Foi só quando eu acendi um banza que eu percebi que estava na frente da casa de um amigo de infância. E que tinha crescido ali. Um amigo que eu não via há pelo menos treze anos. A polícia passou por mim e o giroflex girava em câmera lenta. Percebi que tudo estava em câmera lenta. E que ali estava minha infância. Mas agora os muros não eram mais tão grandes assim, as casas mudaram as cores, as famílias, as rugas. Eu aprendi a ler pixação e fiquei pesado demais para aqueles galhos de amora. Para qualquer árvore. Para qualquer um. Pesado demais.
A última vez que eu pisei naquela rua não tinha nem pelo, um girino, um menino lobo. Agora tenho pelos em lugares desnecessários e não sei mais se ainda sou menino... Se só o que sobrou para ser foi lobo. O que sobrou para ser além do que sou, além da matéria. Vermelha sombra vermelha sombra vermelha sombra – o quê? A luz.
A polícia passou e nem percebeu a minha pala. Ou não quis perceber. Ou viu meus olhos mareados e não saberia resolver. Preferiu fugir a ter que me encarar. Encarar minha torrente de pensamentos e lágrimas de um olhar fosco de sonhador cansado. Sonhador cheio de insônia.
Não terminei o cigarro, nunca soube se meu amigo ainda morava ali – ou se ainda era o meu amigo.
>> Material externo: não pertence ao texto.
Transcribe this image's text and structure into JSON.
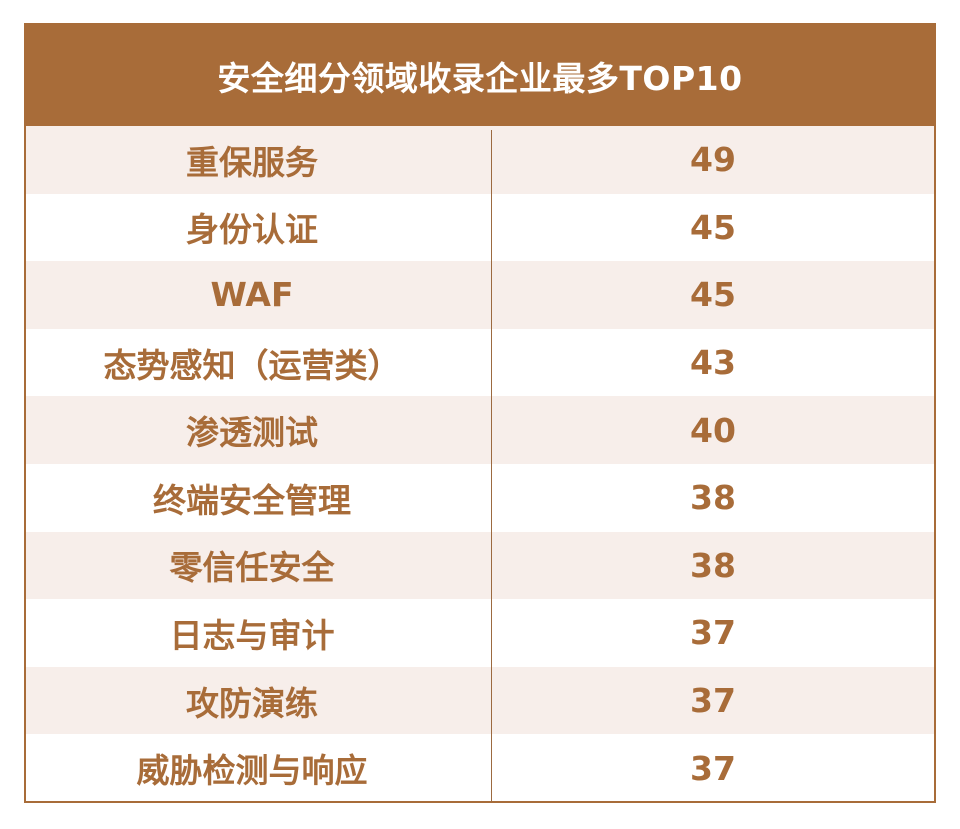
{
  "table": {
    "title": "安全细分领域收录企业最多TOP10",
    "rows": [
      {
        "name": "重保服务",
        "count": "49"
      },
      {
        "name": "身份认证",
        "count": "45"
      },
      {
        "name": "WAF",
        "count": "45"
      },
      {
        "name": "态势感知（运营类）",
        "count": "43"
      },
      {
        "name": "渗透测试",
        "count": "40"
      },
      {
        "name": "终端安全管理",
        "count": "38"
      },
      {
        "name": "零信任安全",
        "count": "38"
      },
      {
        "name": "日志与审计",
        "count": "37"
      },
      {
        "name": "攻防演练",
        "count": "37"
      },
      {
        "name": "威胁检测与响应",
        "count": "37"
      }
    ],
    "colors": {
      "accent": "#a86c39",
      "row_shade": "#f7eeea",
      "text_on_accent": "#ffffff"
    }
  }
}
Não teve geral da polícia. Não cresci, tampouco sou menino ou lobo. Desisti de ser ou pular qualquer muro que me prendia e só continuei andando sem pontos para ligar. Sem.
Não teve espera. Teve passo. Para longe do meu passado, para onde eu não existo e sou feliz. Sou feliz nos momentos em que eu não existo. Quando os vejo sorrir sem mim. Capturados em fotos com alma, como quem tem muito a perder. Eu não tenho nada a perder, por isso sou perigoso. Mas me sinto maior. Maior que o ar. Minha mãe se contenta e sente saudade do que eu não fui e se recorda do que não vivemos. E nos encontramos quando não somos. Porque temos tanto e quase nada.
A mulher evita meu beijo no sexo, pra sonhar com outro sexo. Goza em silêncio pra não me acordar, sem perceber que ali sou eu. Alguém que não. Talvez eu é quem não tenha percebido que ali eu não existo. E minha matéria é fruto da imaginação de alguém. Um sonho triste. Que nunca.